Smart Brains Need To Shut Down
Let’s start with sleep. Sonica describes it with clarity: “When I don’t sleep well, everything feels heavy; my work slows down, my mood dips. But when I am well rested, I am full of energy; I think better, do better, and live better.”
She’s not alone. A 2019 study from the University of California, Berkeley, found that sleep deprivation reduces your brain’s capacity to learn new information by up to 40%. Another study by Harvard Medical School revealed that poor sleep impairs decision-making and emotional regulation, which are crucial in workplace dynamics.
Consider this: If a candidate walks into a job interview after five hours of sleep, they’re not just tired, their cognitive function is compromised. Their empathy levels dip. Their ability to read nonverbal cues and react gracefully under pressure is reduced. They’re quite literally less equipped for success, regardless of how qualified they are on paper.

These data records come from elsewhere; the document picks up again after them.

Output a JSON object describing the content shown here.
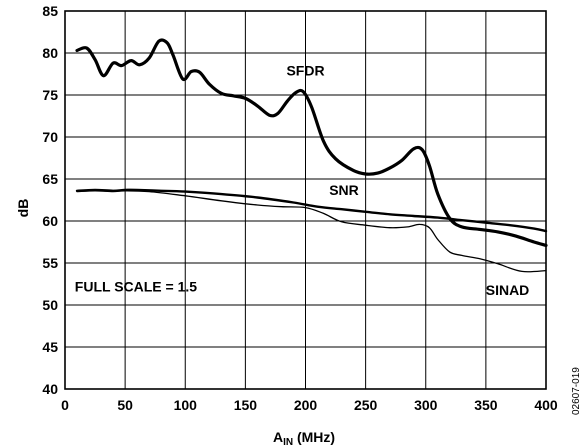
{
  "chart_data": {
    "type": "line",
    "figure_id": "02607-019",
    "xlabel_main": "A",
    "xlabel_sub": "IN",
    "xlabel_unit": " (MHz)",
    "ylabel": "dB",
    "xlim": [
      0,
      400
    ],
    "ylim": [
      40,
      85
    ],
    "grid": true,
    "x_ticks": [
      0,
      50,
      100,
      150,
      200,
      250,
      300,
      350,
      400
    ],
    "y_ticks": [
      40,
      45,
      50,
      55,
      60,
      65,
      70,
      75,
      80,
      85
    ],
    "annotations": [
      {
        "text": "SFDR",
        "x": 200,
        "y": 77.3
      },
      {
        "text": "SNR",
        "x": 232,
        "y": 63.1
      },
      {
        "text": "SINAD",
        "x": 368,
        "y": 51.2
      },
      {
        "text": "FULL SCALE = 1.5",
        "x": 59,
        "y": 51.6
      }
    ],
    "series": [
      {
        "name": "SFDR",
        "x": [
          10,
          18,
          25,
          32,
          40,
          47,
          55,
          62,
          70,
          78,
          85,
          90,
          98,
          105,
          112,
          120,
          130,
          140,
          150,
          160,
          170,
          177,
          185,
          192,
          198,
          205,
          215,
          225,
          240,
          250,
          260,
          270,
          280,
          290,
          297,
          303,
          310,
          320,
          330,
          345,
          360,
          375,
          390,
          400
        ],
        "y": [
          80.3,
          80.6,
          79.2,
          77.3,
          78.8,
          78.5,
          79.1,
          78.6,
          79.4,
          81.4,
          81.2,
          79.7,
          76.9,
          77.8,
          77.7,
          76.3,
          75.2,
          74.9,
          74.6,
          73.7,
          72.6,
          72.8,
          74.3,
          75.3,
          75.4,
          73.6,
          69.5,
          67.4,
          66.0,
          65.6,
          65.7,
          66.3,
          67.2,
          68.6,
          68.5,
          66.6,
          63.2,
          60.3,
          59.3,
          59.0,
          58.7,
          58.2,
          57.5,
          57.1
        ]
      },
      {
        "name": "SNR",
        "x": [
          10,
          25,
          40,
          50,
          60,
          80,
          100,
          130,
          160,
          190,
          210,
          230,
          250,
          270,
          290,
          310,
          330,
          350,
          370,
          390,
          400
        ],
        "y": [
          63.6,
          63.7,
          63.6,
          63.7,
          63.7,
          63.6,
          63.5,
          63.2,
          62.8,
          62.2,
          61.7,
          61.4,
          61.1,
          60.8,
          60.6,
          60.4,
          60.1,
          59.8,
          59.5,
          59.1,
          58.8
        ]
      },
      {
        "name": "SINAD",
        "x": [
          10,
          25,
          40,
          50,
          70,
          100,
          130,
          160,
          180,
          200,
          215,
          230,
          250,
          270,
          285,
          295,
          303,
          310,
          320,
          330,
          345,
          360,
          380,
          400
        ],
        "y": [
          63.5,
          63.6,
          63.5,
          63.6,
          63.5,
          63.0,
          62.4,
          61.9,
          61.7,
          61.6,
          60.9,
          59.9,
          59.5,
          59.2,
          59.3,
          59.6,
          59.2,
          57.8,
          56.3,
          55.9,
          55.5,
          54.9,
          54.0,
          54.1
        ]
      }
    ]
  }
}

Fine Line Between Doomscrolling and Digital Literacy
The second variable is the most misunderstood of all: screen time. For years, screen time has been the villain of the productivity story. We’ve been warned about dopamine loops, blue light exposure, social comparison, digital fatigue. And yet for millions of knowledge workers, quality screen time has become a career accelerant.
“I spend time on my phone — especially on LinkedIn,” says Sonica. “Not because I am scrolling reels or watching influencers. I am reading articles where I get to learn and widen my perspective. I engage with like-minded people… and that helps me widen my network.” This distinction is everything. In fact, a report from the Oxford Internet Institute, published in Nature Human Behaviour, found no consistent relationship between screen time and teen mental health — except in cases where time was spent on addictive or toxic platforms.
In the professional world, platforms like Coursera or Skillsbuild are not time-wasters but perspective wideners. They expose you to industry trends, mentor content, and diverse voices. They allow a working mother in Noida to exchange thoughts with an HR head in New York. The screen becomes a bridge. So the real question is not how much screen time you log, but how mindfully you use it.
One-to-One Soft Skills
Finally, the most overlooked of the three: soft skills. Pranav is not the most gregarious guy around but he believes he has the soft skills to find the right collaborators. “I met business partners and a couple of employees at various networking mixers I landed up at. It wouldn’t have happened online,” he says. MIT Sloan has published a paper revealing that companies that trained employees in soft skills (active listening, emotional intelligence, decision-making) saw a 250% ROI within eight months. In a world full of automation and AI, human-centric skills have become irreplaceable.
So why do these three factors matter so much? Because they belong to what we call the “second layer of success”. They are not about doing your job; they’re about how you do your job. They’re the difference between completing a task and leading a team. Between burning out and building a legacy.